Copernicus dalam bukunya ‘De Revoltionibus Orbium Clestium’ mengaku
berutang budi pada Al-Battani.
Dunia astronomi juga tak bisa lepas dari bidang optik. Melalui
bukunya Mizan Al-Hikmah, Al Haitham mengupas kerapatan atmofser. Ia
mengembangkan teori mengenai hubungan antara kerapatan atmofser dan
ketinggiannya. Hasil penelitiannya menyimpulkan ketinggian atmosfir akan
homogen di ketinggian lima puluh mil.
Teori yang dikemukakan Ibn Al-Syatir tentang bumi mengelilingi
matahari telah menginspirasi Copernicus. Akibatnya, Copernicus dimusuhi
gereja dan dianggap pengikut setan. Demikian juga Galileo, yang
merupakan pengikut Copernicus, secara resmi dikucilkan oleh Gereja
Katolik dan dipaksa untuk bertobat, namun dia menolak.
Menurut para ahli sejarah, kedekatan dunia Islam dengan dunia lama
yang dipelajarinya menjadi faktor berkembangnya astronomi Islam. Selain
itu, begitu banyak teks karya-karya ahli astronomi yang menggunakan
bahasa Yunani Kuno, dan Persia yang diterjemahkan ke dalam bahasa Arab
selama abad kesembilan. Proses ini dipertinggi dengan toleransi terhadap
sarjana dari agama lain. Sayang, dominasi itu tak bisa dipertahankan
umat Islam.
Jejak Abadi di Kawah ke Bulan
Ilmuwan Islam begitu banyak memberi kontribusi bagi pengembangan
dunia astronomi. Buah pikir dan hasil kerja keras para sarjana Islam di
era tamadun itu diadopsi serta dikagumi para saintis Barat. Inilah
beberapa ahli astronomi Islam dan kontribusi yang telah disumbangkannya
bagi pengembangan `ratu sains’ itu.
Al-Battani (858-929).
Sejumlah karya tentang astronomi terlahir dari buah pikirnya. Salah satu karyanya yang paling populer adalah
al-Zij al-Sabi.
Kitab itu sangat bernilai dan dijadikan rujukan para ahli astronomi
Barat selama beberapa abad, selepas Al-Battani meninggal dunia. Ia
berhasil menentukan perkiraan awal bulan baru, perkiraan panjang
matahari, dan mengoreksi hasil kerja Ptolemeus mengenai orbit bulan dan
planet-planet tertentu. Al-Battani juga mengembangkan metode untuk
menghitung gerakan dan orbit planet-planet.

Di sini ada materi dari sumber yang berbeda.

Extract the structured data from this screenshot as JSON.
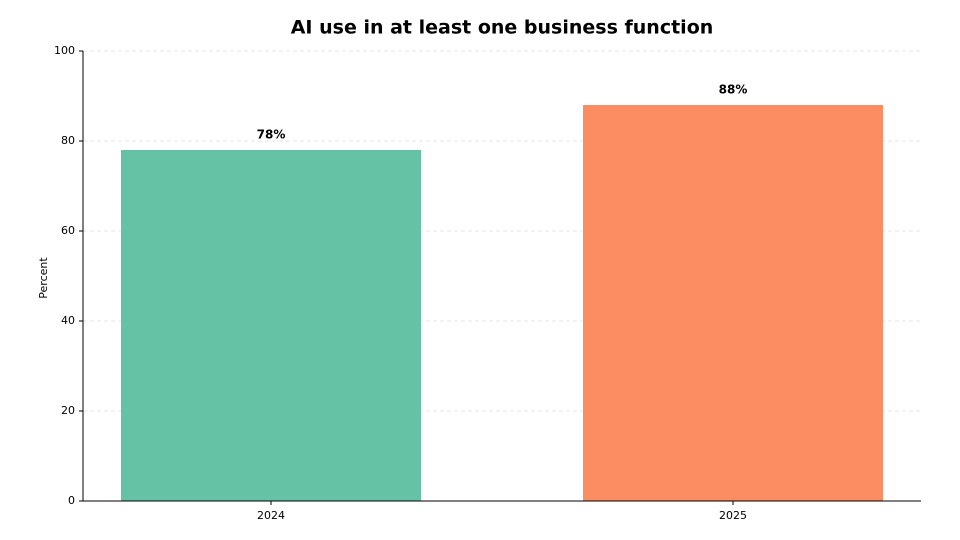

Ia memiliki peran yang utama
dalam merenovasi astronomi modern yang berkembang kemudian di Eropa.
Al-Sufi (903-986 M)
Orang Barat menyebutnya Azophi. Nama lengkapnya adalah Abdur Rahman
as-Sufi. Al-Sufi merupakan sarjana Islam yang mengembangkan astronomi
terapan. Ia berkontribusi besar dalam menetapkan arah laluan bagi
matahari, bulan, dan planet dan juga pergerakan matahari. Dalam Kitab
Al-Kawakib as-Sabitah Al-Musawwar, Azhopi menetapkan ciri-ciri bintang, memperbincangkan kedudukan bintang, jarak, dan warnanya. Ia juga ada menulis mengenai
astrolabe (perkakas kuno yang biasa digunakan untuk mengukur kedudukan benda langit pada bola langit) dan seribu satu cara penggunaannya.
Al-Biruni (973-1050 M)
Ahli astronomi yang satu ini, turut memberi sumbangan dalam bidang
astrologi pada zaman Renaissance. Ia telah menyatakan bahwa bumi
berputar pada porosnya. Pada zaman itu, Al-Biruni juga telah
memperkirakan ukuran bumi dan membetulkan arah kota Makkah secara
saintifik dari berbagai arah di dunia. Dari 150 hasil buah pikirnya, 35
diantaranya didedikasikan untuk bidang astronomi.
Ibnu Yunus (1009 M)
Sebagai bentuk pengakuan dunia astronomi terhadap kiprahnya, namanya
diabadikan pada sebuah kawah di permukaan bulan. Salah satu kawah di
permukaan bulan ada yang dinamakan Ibn Yunus. Ia menghabiskan masa
hidupnya selama 30 tahun dari 977-1003 M untuk memperhatikan benda-benda
di angkasa. Dengan menggunakan astrolabe yang besar, hingga berdiameter
1,4 meter, Ibnu Yunus telah membuat lebih dari 10 ribu catatan mengenai
kedudukan matahari sepanjang tahun.
Al-Farghani
Nama lengkapnya Abu’l-Abbas Ahmad ibn Muhammad ibn Kathir al-Farghani.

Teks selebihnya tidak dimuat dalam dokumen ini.